The six Icelandic companies involved include renowned trawler naval architect Skipataekni, marine equipment specialist Nautic and wheelhouse maker Brimrún, but also world-recognised fishing plant expert Skaginn 3X. Skaginn 3X already has land-based fishing plant renovation projects under way in Russia.

"We have the technology and knowhow to supply customers with turnkey fishing vessel solutions, so that shipyards can build a fully-designed fishing vessel based on advanced 3D modelling; but what is new is that we are building a vessel around the floating factory,” said Haraldur Árnason, Managing Director of KNARR.

“Our design features a bow section which improves stability but also widens the factory space onboard further forward. The factory’s interior also has suspended rather than supporting beams, which increases clearance significantly for improved lay-out. There’s also a high degree of automation included; for example, the bin-handling between the production deck and the refrigerated holds is an entirely robotised operation.”

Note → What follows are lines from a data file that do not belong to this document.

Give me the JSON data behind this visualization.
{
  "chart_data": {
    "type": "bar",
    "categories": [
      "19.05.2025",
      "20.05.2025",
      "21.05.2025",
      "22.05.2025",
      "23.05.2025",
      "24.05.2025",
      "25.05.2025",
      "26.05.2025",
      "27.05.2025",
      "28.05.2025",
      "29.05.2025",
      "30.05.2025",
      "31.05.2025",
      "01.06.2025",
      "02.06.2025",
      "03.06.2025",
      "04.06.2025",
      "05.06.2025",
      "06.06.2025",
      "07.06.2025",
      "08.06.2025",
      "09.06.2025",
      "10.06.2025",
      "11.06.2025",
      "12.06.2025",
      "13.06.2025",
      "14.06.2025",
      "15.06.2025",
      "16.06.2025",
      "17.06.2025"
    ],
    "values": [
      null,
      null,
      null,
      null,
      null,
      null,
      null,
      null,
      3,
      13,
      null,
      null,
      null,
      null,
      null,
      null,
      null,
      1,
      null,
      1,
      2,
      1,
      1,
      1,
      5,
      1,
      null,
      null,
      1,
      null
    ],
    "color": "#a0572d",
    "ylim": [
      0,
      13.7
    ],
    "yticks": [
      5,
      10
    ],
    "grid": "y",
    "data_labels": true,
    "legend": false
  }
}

Árnason said that the KNARR grouping had delivered design packages for three Icelandic owners to Turkey's Celektrans Shipyard (three ships) and Cemre Shipyard (four). The vessels are around 60m in length and 14m across the beam.

"Based on our experience, we have a very good solution to address Russia's need to renew its fleet. Seven years ago, the Icelandic fleet was the oldest in Europe. There was a need to renew but the old vessels were still making money; this is the case in Russia today, so our case is that even though new vessels are expensive, they pay back quickly.

“Our message at NEVA this week has been that new fishing vessels save substantial amounts on fuel and maintenance, while their automated processes are far more efficient; the quality of the fish they deliver is better and commands higher prices, while newer sub-chilling techniques extend viable delivery by 6-7 days. Furthermore, working conditions for crew are much better, which means less fatigue and more efficiency.”